Dunque tu credi nella possibilità di portare allegria in un luogo di cura, magari anche di dolore, come un ospedale? Cosa pensi invece della medicina del sorriso, dei clown che girano nei reparti per far ridere la gente, dell’uso dell’umorismo anche in reparti estremi, come il pronto soccorso e la rianimazione?

Con cautela, ci credo. Nel 2003 abbiamo avuto Patch Adams, qui in aula magna, con alcuni clown della sua scuola che giravano nei reparti. È stata una giornata incredibile: c’era una positività in quell’aula, pienissima di gente, un’energia che raramente ho visto in un ospedale. Certo, possiamo chiederci se in certi reparti così segnati dal dolore (anche oncologia, ematologia…) ci sia spazio per l’umorismo, per la sdrammatizzazione o la drammatizzazione positiva. Non credo sia gran che utile imporre questi momenti. Patch Adams però non è per niente banale: non sottovaluta le malattie, né la morte, per un generico buon umore. Ma mette molta enfasi su come affrontare la vita, su come essere positivi comunque. I

Ma se poi, un giorno, fossero gli stessi medici, gli infermieri, gli stessi amministrativi, a sviluppare un senso dell’umorismo che aiuti chi soffre a passarsela un po’ meglio?

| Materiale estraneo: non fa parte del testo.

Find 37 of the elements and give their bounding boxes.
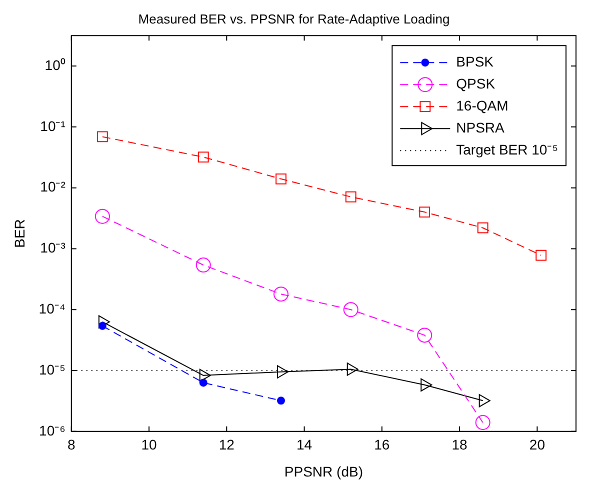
legend-label: BPSK (456, 53, 494, 70)
point (276, 173, 286, 184)
x-tick-label: 10 (141, 436, 158, 453)
point (475, 415, 490, 430)
point (273, 286, 288, 302)
y-tick-label: 10⁻² (40, 178, 66, 195)
y-tick-label: 10⁻¹ (40, 118, 66, 134)
x-tick-label: 16 (374, 436, 390, 453)
x-axis-title: PPSNR (dB) (284, 463, 363, 480)
point (96, 131, 108, 142)
point (196, 258, 211, 273)
y-tick-label: 10⁻⁶ (39, 422, 66, 438)
y-axis-title: BER (11, 219, 28, 248)
x-tick-label: 18 (452, 436, 468, 453)
point (276, 396, 285, 405)
point (343, 302, 358, 318)
point (536, 250, 547, 261)
point (345, 191, 356, 202)
legend-label: Target BER 10⁻⁵ (456, 141, 558, 158)
point (417, 328, 432, 343)
point (198, 152, 209, 163)
legend-label: 16-QAM (456, 97, 508, 114)
y-tick-label: 10⁻⁴ (38, 300, 66, 316)
x-tick-label: 12 (218, 436, 235, 453)
chart-title: Measured BER vs. PPSNR for Rate-Adaptive Loading (138, 11, 450, 26)
y-tick-label: 10⁻⁵ (38, 361, 66, 378)
x-tick-label: 8 (67, 436, 76, 453)
point (419, 206, 430, 218)
y-tick-label: 10⁻³ (40, 240, 66, 256)
x-tick-label: 14 (296, 436, 312, 453)
legend-label: QPSK (456, 75, 496, 92)
x-tick-label: 20 (529, 436, 546, 453)
legend-label: NPSRA (456, 119, 506, 136)
y-tick-label: 10⁰ (44, 56, 66, 73)
point (94, 208, 110, 224)
point (477, 222, 488, 234)
point (199, 378, 208, 387)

Io giro spesso nei reparti, cercando di portare un sorriso. Chi è a letto all’inizio mi guarda male; poi si addolcisce; allora mi giro, e senza imporre nulla si crea rapidamente una relazione, e sono contenti di parlarti. Non devi arrivare lì con il muso, devi essere vitale tu: se lo sei, puoi trasmetterlo, la gente lo recepisce.

Ok, è un tema che stiamo studiando, nella nostra ricerca sul linguaggio della salute. Ci risentiremo, su questo. Grazie, Lia, per ora.